Warum ist ein unsicheres 5G-Netz gefährlicher als ein unsicheres 3G/4G-Netz?
Es ist zu berücksichtigen, welche Arten von Diensten auf dem 5G-Netz laufen. Dies könnten zum Beispiel Dienste mit bis zu 20 Gigabits pro Sekunde sein oder 5G-Technologien wie Ultra-Reliable und Low-Latency Communications (URLLC), die für das autonome Fahren oder Drohnen eingesetzt werden – oder in Bereichen, die Latenzen von unter einer Millisekunde erfordern, wie beispielsweise die Roboterchirurgie. 5G ermöglicht auch Massive Machine Type Communications (MMTC), ein Anwendungsprofil, mit dem eine sehr hohe Gerätedichte unterstützt wird. Vor allem in „Smart Cities“ wird die Anzahl der vernetzten Geräte hoch sein, die dann über MMTC laufen. Diese „smarten“ Städte werden 5G-Netzwerke nutzen, um Dienste wie Notfallhilfe, Verkehrssteuerung, Stromnetze und andere kritische Infrastrukturen zu betreiben. Wenn Kriminelle in der Lage sind, die Kontrolle über einen dieser Dienste zu übernehmen, vervielfacht sich das Lösegeldrisiko. Die Folgen können verheerend sein. Was passiert, wenn ein Hacker die Wasserversorgung einer Stadt abschaltet? Oder wenn er sich Zugang zu einer Armee von Lieferdrohnen verschaffen kann? Deshalb müssen wir beim Eintritt in die Ära der Konnektivität, die 5G auslösen wird, immer die Sicherheit im Auge behalten.
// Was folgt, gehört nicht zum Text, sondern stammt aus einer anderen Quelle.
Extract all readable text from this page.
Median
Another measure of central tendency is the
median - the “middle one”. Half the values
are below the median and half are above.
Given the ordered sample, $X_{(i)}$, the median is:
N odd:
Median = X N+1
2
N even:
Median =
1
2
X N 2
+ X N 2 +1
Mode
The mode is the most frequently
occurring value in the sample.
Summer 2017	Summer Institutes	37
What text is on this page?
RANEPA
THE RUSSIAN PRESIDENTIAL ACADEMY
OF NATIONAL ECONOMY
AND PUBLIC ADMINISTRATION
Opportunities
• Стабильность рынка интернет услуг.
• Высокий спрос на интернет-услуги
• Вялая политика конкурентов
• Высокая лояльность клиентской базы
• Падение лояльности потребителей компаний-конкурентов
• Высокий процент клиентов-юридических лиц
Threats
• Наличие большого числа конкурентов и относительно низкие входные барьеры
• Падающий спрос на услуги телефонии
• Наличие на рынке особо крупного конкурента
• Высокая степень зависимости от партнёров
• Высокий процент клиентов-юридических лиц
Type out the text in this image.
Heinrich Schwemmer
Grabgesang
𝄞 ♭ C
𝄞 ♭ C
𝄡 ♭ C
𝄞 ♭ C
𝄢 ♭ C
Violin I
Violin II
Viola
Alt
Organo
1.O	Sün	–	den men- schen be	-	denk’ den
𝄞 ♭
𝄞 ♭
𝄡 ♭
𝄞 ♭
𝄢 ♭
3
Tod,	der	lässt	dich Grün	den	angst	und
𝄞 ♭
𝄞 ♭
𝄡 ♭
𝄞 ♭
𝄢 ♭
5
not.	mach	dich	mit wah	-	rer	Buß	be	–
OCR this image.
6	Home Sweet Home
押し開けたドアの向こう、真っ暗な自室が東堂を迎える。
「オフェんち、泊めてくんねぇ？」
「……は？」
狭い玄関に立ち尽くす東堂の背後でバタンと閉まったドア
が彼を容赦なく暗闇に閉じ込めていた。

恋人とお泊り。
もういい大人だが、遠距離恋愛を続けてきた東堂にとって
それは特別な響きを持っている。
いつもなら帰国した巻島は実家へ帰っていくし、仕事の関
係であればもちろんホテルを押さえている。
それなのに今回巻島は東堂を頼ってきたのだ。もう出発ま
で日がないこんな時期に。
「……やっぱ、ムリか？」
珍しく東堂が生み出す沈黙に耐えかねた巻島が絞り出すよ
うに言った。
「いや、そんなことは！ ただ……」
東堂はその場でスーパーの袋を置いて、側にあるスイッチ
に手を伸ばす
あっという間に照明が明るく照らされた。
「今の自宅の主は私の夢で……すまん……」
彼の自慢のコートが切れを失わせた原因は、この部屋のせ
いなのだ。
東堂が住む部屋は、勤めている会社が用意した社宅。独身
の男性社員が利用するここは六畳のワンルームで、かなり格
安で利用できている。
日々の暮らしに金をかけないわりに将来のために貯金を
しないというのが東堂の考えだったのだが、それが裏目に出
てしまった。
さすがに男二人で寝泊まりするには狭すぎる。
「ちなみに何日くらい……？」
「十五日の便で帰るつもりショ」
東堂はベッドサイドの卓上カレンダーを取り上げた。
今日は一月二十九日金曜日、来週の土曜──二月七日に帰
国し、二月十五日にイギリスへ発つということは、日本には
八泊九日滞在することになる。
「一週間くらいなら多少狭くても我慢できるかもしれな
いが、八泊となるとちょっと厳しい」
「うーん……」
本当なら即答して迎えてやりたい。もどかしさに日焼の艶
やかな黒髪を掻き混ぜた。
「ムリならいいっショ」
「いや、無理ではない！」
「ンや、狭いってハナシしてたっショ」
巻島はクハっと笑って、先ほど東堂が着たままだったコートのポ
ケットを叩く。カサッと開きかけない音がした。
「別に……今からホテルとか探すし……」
Diese Beispiele zeigen: 5G wird unser vernetztes Leben und Arbeiten verändern, unsere Möglichkeiten und Innovationen potenzieren. Angefangen bei der „klassischen“ Mobilkommunikation bis hin zur Vernetzung und Digitalisierung sämtlicher Aspekte des Lebens, wie autonomes Fahren oder die Steuerung kritischer Infrastrukturen. Einerseits wachsen damit unsere Chancen, andererseits werden immer mehr Lebensbereiche anfällig für Hackerangriffe und Cyberbetrug. Leistungsfähige IT-Sicherheitskonzepte waren bisher nur für den Schutz von Daten nötig, in Zeiten von 5G schützen sie aber viele Bereiche unseres täglichen Lebens.